In the more general case. Forcing with "plain ol' sequences of ordinals" is a bad idea when working in $\sf ZF$, and will rarely work. The reason is simple, if we are just concatenating sequences of ordinals without any restrictions, we are pretty much guaranteed to introduce some well-orderings into the universe. This is very easy to see in the case of $\kappa=\lambda$ which is just adding a Cohen subset to $\lambda$, in which case we force a bijection between $\mathcal P(\lambda)^V$ and $\lambda^+$, which will add well-orderings for $\mathcal P(\alpha)^V$ below $\lambda$ as well, and in that case bounded subsets could be added below $\lambda$.
More to the point, if $\kappa^{<\lambda}$ can be well-ordered, then as a well-ordered forcing things are more or less reasonably behaved. So, for example, if we assume $\sf AX_4$, which states that for any infinite ordinal $\kappa$, $[\kappa]^{\omega}$ is well-orderable. So, in this case $\operatorname{Col}(\omega_1,\kappa)$ is going to be a reasonably behaved forcing.

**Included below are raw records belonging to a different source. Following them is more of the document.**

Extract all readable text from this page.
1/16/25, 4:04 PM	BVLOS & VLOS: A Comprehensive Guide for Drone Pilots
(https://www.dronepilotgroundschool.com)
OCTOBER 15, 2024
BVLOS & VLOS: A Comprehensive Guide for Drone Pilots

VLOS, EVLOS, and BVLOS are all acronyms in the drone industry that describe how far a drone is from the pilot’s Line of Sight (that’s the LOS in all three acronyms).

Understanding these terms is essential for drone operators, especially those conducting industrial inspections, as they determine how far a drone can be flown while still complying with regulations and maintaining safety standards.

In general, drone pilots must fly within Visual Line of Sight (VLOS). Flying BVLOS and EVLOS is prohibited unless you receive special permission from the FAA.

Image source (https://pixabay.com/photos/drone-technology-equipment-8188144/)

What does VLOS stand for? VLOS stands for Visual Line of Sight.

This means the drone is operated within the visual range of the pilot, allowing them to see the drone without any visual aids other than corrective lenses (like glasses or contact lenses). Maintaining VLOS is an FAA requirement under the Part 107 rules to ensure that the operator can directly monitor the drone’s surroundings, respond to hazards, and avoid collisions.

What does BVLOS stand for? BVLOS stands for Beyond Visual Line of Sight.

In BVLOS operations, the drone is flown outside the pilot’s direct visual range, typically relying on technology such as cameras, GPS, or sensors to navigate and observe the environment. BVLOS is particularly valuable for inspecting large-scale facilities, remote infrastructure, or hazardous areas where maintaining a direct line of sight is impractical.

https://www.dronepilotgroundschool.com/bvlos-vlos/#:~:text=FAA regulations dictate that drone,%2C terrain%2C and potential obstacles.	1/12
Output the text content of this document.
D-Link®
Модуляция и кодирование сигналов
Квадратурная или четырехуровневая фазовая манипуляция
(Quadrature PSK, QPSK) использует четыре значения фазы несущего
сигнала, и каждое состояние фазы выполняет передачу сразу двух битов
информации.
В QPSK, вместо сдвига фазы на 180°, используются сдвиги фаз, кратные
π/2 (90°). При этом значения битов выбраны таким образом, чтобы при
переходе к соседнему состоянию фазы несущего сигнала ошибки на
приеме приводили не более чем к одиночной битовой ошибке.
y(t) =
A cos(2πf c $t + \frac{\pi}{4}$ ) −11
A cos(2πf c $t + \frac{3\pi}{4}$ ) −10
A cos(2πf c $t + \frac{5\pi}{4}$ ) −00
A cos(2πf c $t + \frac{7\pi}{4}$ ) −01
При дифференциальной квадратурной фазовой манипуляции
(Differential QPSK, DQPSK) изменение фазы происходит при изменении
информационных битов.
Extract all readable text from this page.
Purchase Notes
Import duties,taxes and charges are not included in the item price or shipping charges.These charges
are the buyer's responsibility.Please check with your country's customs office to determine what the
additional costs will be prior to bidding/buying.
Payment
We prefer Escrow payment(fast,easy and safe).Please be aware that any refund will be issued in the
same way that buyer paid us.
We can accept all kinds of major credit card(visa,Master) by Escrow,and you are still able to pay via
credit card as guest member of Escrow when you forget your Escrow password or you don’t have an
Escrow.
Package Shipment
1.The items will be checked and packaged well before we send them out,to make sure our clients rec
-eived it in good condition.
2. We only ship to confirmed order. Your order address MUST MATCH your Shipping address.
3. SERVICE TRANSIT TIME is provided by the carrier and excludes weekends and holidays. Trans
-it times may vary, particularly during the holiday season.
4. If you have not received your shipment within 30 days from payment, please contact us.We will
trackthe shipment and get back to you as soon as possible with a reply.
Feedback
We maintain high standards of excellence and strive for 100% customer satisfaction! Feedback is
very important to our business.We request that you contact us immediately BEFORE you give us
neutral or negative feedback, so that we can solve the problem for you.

In the general case, it's not at all clear that there is a way in $\sf ZF$ to add generic sets of ordinals without "damage" (with the exception of Cohen reals, or more generally, $\operatorname{Col}(\omega,\alpha)$ which is likely to not cause more damage than intended). This is more of a situation that will need to be tailored to your current model. For example, if you're working in a symmetric extension, ground model forcings are well-orderable and will commute with the symmetric extension, so they can sometimes be useful and preserve nice things (but not always!). I have always seen that as one of the biggest problems in the theory of forcing without choice, and we have yet to even discuss non well-orderable sets.